Making Foundational Models Explainable
Why do we need this model instead of just using other Prototype Networks?
ComFe is the first interpretable approach that can scale to ImageNet-1K while being modular and efficient, requiring only a single GPU to train. Most importantly, it can obtain competitive performance in comparison to comparable non-interpretable methods.
More importantly, It is a new way to make Foundational Models explainable without retraining the backbone model. ComFe stands for Component Features hence it identifies like three most important parts of the image for the decision.
Example: Birds have a head, wings, body and background (3 more prototypes for just the background).
While traditional approaches solely rely on CLS tokens for classification, ComFe takes a different path. Instead of just using a single token for the entire image, it leverages both patch embeddings, image prototypes and class prototypes to provide interpretable predictions with localized explanations.

👉 For background on prototype networks → Discussing ProtoPNet
👉 For background on ViT with prototypes → Vision Transformers Meet Prototypical Parts
Building Blocks
Before diving into ComFe, let's understand the foundation it builds upon.
DINOv2: The Foundation
DINOv2 is a state-of-the-art self-supervised learning framework. It creates rich visual representations without requiring any labels, through several key innovations:
- Teacher-Student Architecture:
- Teacher processes weakly augmented images
- Student handles strongly augmented versions
- Weights updated via exponential moving average (EMA)
Feature Space Properties:
- Semantic Consistency: Similar objects cluster together
- Scale Invariance: Robust to image size variations
- Directional Semantics: Linear directions encode meaningful attributes
Why DINOv2 for ComFe?:
- Rich patch embeddings (768D for ViT-B, 1024D for ViT-L)

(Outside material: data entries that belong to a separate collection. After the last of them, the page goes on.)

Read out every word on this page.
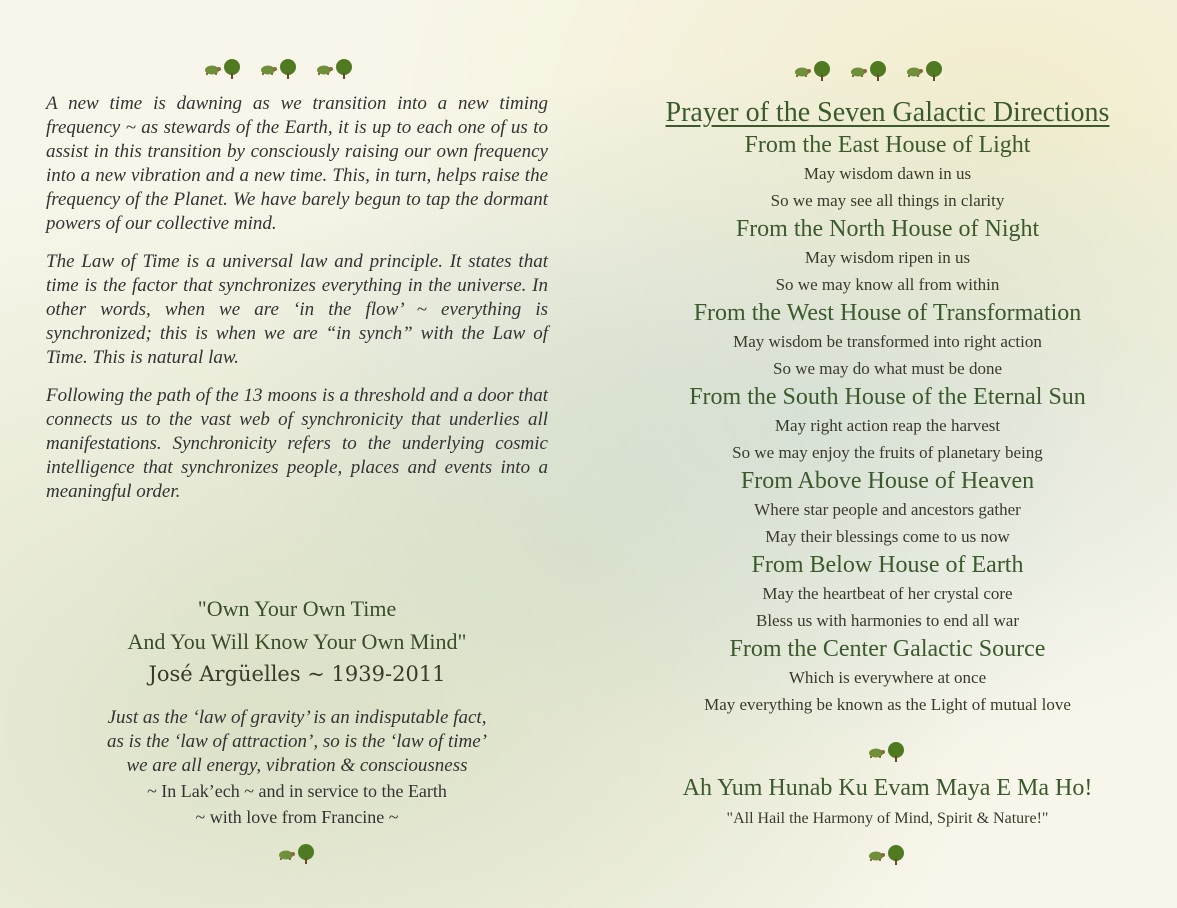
A new time is dawning as we transition into a new timing frequency ~ as stewards of the Earth, it is up to each one of us to assist in this transition by consciously raising our own frequency into a new vibration and a new time. This, in turn, helps raise the frequency of the Planet. We have barely begun to tap the dormant powers of our collective mind.

The Law of Time is a universal law and principle. It states that time is the factor that synchronizes everything in the universe. In other words, when we are ‘in the flow’ ~ everything is synchronized; this is when we are “in synch” with the Law of Time. This is natural law.

Following the path of the 13 moons is a threshold and a door that connects us to the vast web of synchronicity that underlies all manifestations. Synchronicity refers to the underlying cosmic intelligence that synchronizes people, places and events into a meaningful order.

"Own Your Own Time
And You Will Know Your Own Mind"
José Argüelles ~ 1939-2011
Just as the ‘law of gravity’ is an indisputable fact,
as is the ‘law of attraction’, so is the ‘law of time’
we are all energy, vibration & consciousness
~ In Lak’ech ~ and in service to the Earth
~ with love from Francine ~
Prayer of the Seven Galactic Directions
From the East House of Light
May wisdom dawn in us
So we may see all things in clarity
From the North House of Night
May wisdom ripen in us
So we may know all from within
From the West House of Transformation
May wisdom be transformed into right action
So we may do what must be done
From the South House of the Eternal Sun
May right action reap the harvest
So we may enjoy the fruits of planetary being
From Above House of Heaven
Where star people and ancestors gather
May their blessings come to us now
From Below House of Earth
May the heartbeat of her crystal core
Bless us with harmonies to end all war
From the Center Galactic Source
Which is everywhere at once
May everything be known as the Light of mutual love
Ah Yum Hunab Ku Evam Maya E Ma Ho!
"All Hail the Harmony of Mind, Spirit & Nature!"
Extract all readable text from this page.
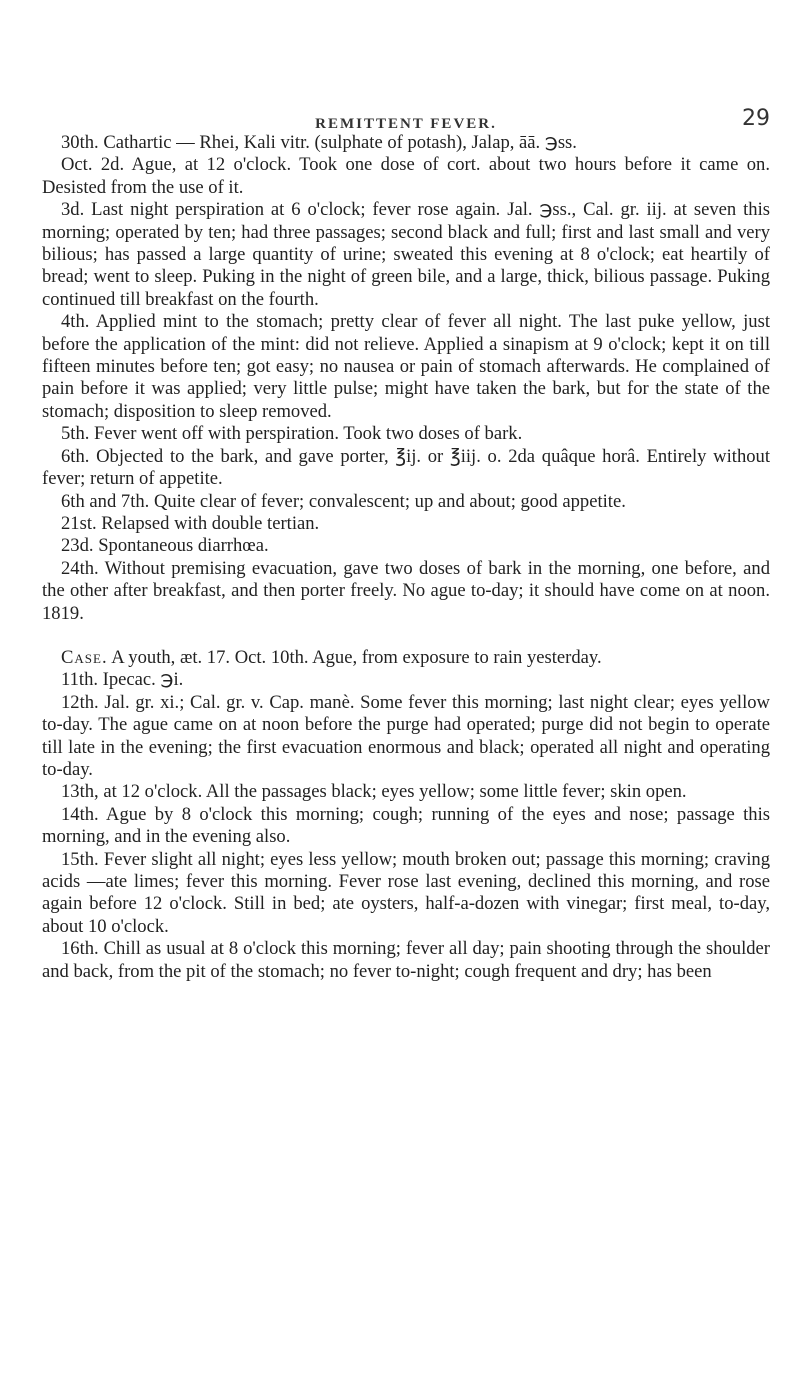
REMITTENT FEVER.	29

30th. Cathartic — Rhei, Kali vitr. (sulphate of potash), Jalap, āā. ℈ss.

Oct. 2d. Ague, at 12 o'clock. Took one dose of cort. about two hours before it came on. Desisted from the use of it.

3d. Last night perspiration at 6 o'clock; fever rose again. Jal. ℈ss., Cal. gr. iij. at seven this morning; operated by ten; had three passages; second black and full; first and last small and very bilious; has passed a large quantity of urine; sweated this evening at 8 o'clock; eat heartily of bread; went to sleep. Puking in the night of green bile, and a large, thick, bilious passage. Puking continued till breakfast on the fourth.

4th. Applied mint to the stomach; pretty clear of fever all night. The last puke yellow, just before the application of the mint: did not relieve. Applied a sinapism at 9 o'clock; kept it on till fifteen minutes before ten; got easy; no nausea or pain of stomach afterwards. He complained of pain before it was applied; very little pulse; might have taken the bark, but for the state of the stomach; disposition to sleep removed.

5th. Fever went off with perspiration. Took two doses of bark.

6th. Objected to the bark, and gave porter, ℥ij. or ℥iij. o. 2da quâque horâ. Entirely without fever; return of appetite.

6th and 7th. Quite clear of fever; convalescent; up and about; good appetite.

21st. Relapsed with double tertian.

23d. Spontaneous diarrhœa.

24th. Without premising evacuation, gave two doses of bark in the morning, one before, and the other after breakfast, and then porter freely. No ague to-day; it should have come on at noon. 1819.

Case. A youth, æt. 17. Oct. 10th. Ague, from exposure to rain yesterday.

11th. Ipecac. ℈i.

12th. Jal. gr. xi.; Cal. gr. v. Cap. manè. Some fever this morning; last night clear; eyes yellow to-day. The ague came on at noon before the purge had operated; purge did not begin to operate till late in the evening; the first evacuation enormous and black; operated all night and operating to-day.

13th, at 12 o'clock. All the passages black; eyes yellow; some little fever; skin open.

14th. Ague by 8 o'clock this morning; cough; running of the eyes and nose; passage this morning, and in the evening also.

15th. Fever slight all night; eyes less yellow; mouth broken out; passage this morning; craving acids —ate limes; fever this morning. Fever rose last evening, declined this morning, and rose again before 12 o'clock. Still in bed; ate oysters, half-a-dozen with vinegar; first meal, to-day, about 10 o'clock.

16th. Chill as usual at 8 o'clock this morning; fever all day; pain shooting through the shoulder and back, from the pit of the stomach; no fever to-night; cough frequent and dry; has been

- Frozen backbone requiring no fine-tuning
- Dense spatial understanding perfect for prototype learning
- Superior to CLIP for tasks requiring part understanding
The ComFe Framework: A New Approach
Building on DINOv2's powerful features, ComFe introduces a unique approach to interpretable vision models.

Core Components
At its heart, ComFe transforms images into understandable decisions through three main stages:
Backbone
The process begins with DINOv2's Vision Transformer, which:
- Divides input images into 16×16 pixel patches
- Processes patches through multiple transformer layers
- Generates rich semantic embeddings (768D for ViT-B, 1024D for ViT-L)
Prototype Learning
Think of prototypes as visual words describing the image. Just like we use words to describe what we see, ComFe uses prototypes to break down images into understandable components.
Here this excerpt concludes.